Abstract

Acid tumor-derived suppressor factors (TDSFs, isoelectric pH < 3.0) in extracts of murine fibrosarcomas and human colorectal adenocarcinoma cell lines induce normal murine spleen cells to inhibit delayed-type hypersensitivity (DTH) to the sensitizer dinitrochlorobenzene (DNCB). We sought to determine if TDSF from normal and neoplastic human colon and rectum also inhibited normal human peripheral blood mononuclear cells (PBMC) responses to mitogen and to alloantigens. Collagenase-DNase digests of five freshly isolated carcinomas and paired autologous normal tissues were subjected to preparative isoelectric focusing (pIEF) over a pH range of 2.5 to 9.5. Fractions with isoelectric pH < 3.0 from three of the five tumors induced normal C3H/HeN spleen cells to inhibit DTH to DNCB. Acid fractions from three tumors and four normal tissues also significantly inhibited the PBMC proliferative response to mitogen and alloantigens.
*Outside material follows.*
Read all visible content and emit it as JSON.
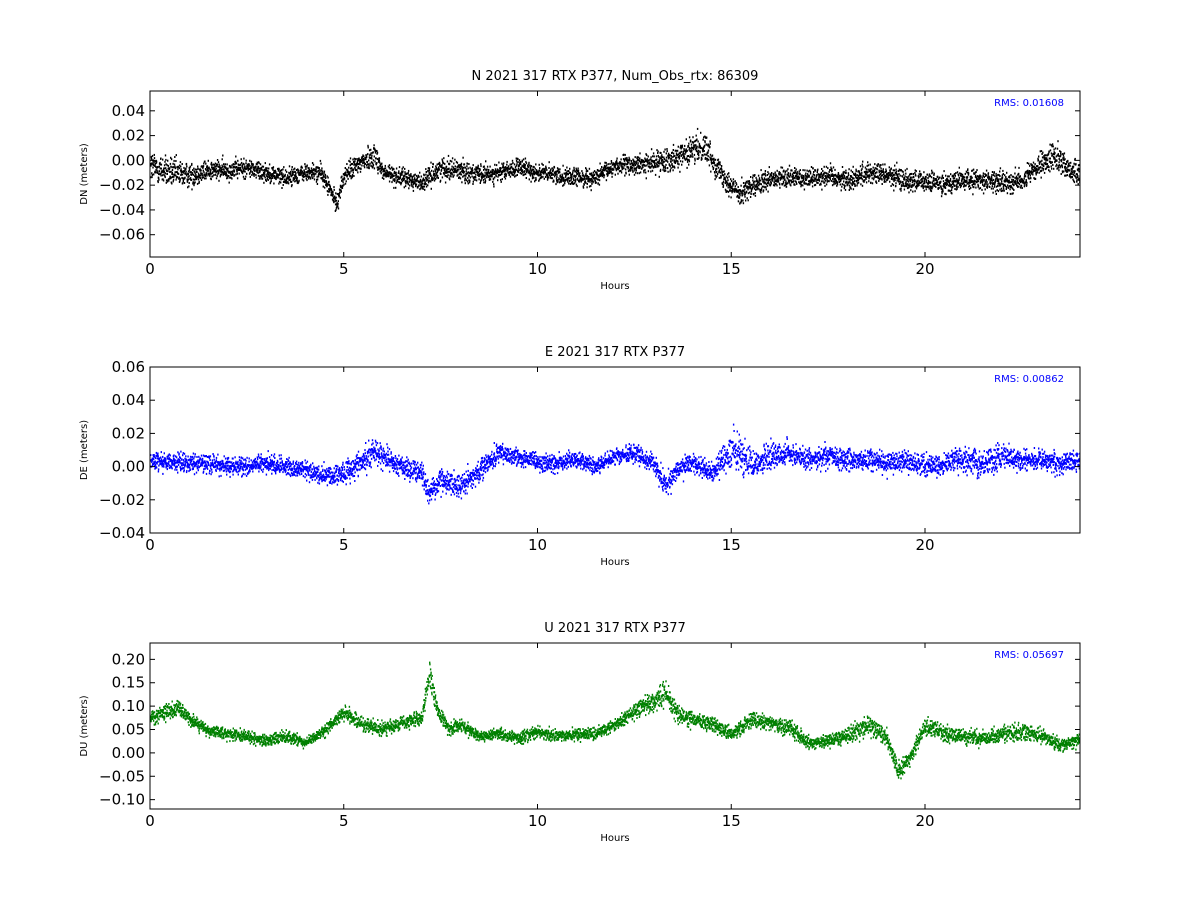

However, the ability of acid fractions to suppress lymphocyte proliferation did not correlate with the induction of suppression of DTH to DNCB. Incubation of human PBMC with acid proliferation inhibitors did not induce suppressor cells that would inhibit the subsequent proliferative response of fresh, autologous PBMC. The acid suppressant from colorectal carcinoma was sensitive to treatment with trypsin but not RNase or DNase, whereas murine TDSF is sensitive to RNase and resistant to treatment with trypsin. The suppressive moiety from one tumor had an apparent mass of 45 kDa by gel filtration chromatography, in contrast to murine TDSF that has a mass of more than 300 kDa. Thus, the acid inhibitor in digests of human colorectal carcinoma is distinct from the TDSF that induces suppressor cells for DTH to DNCB.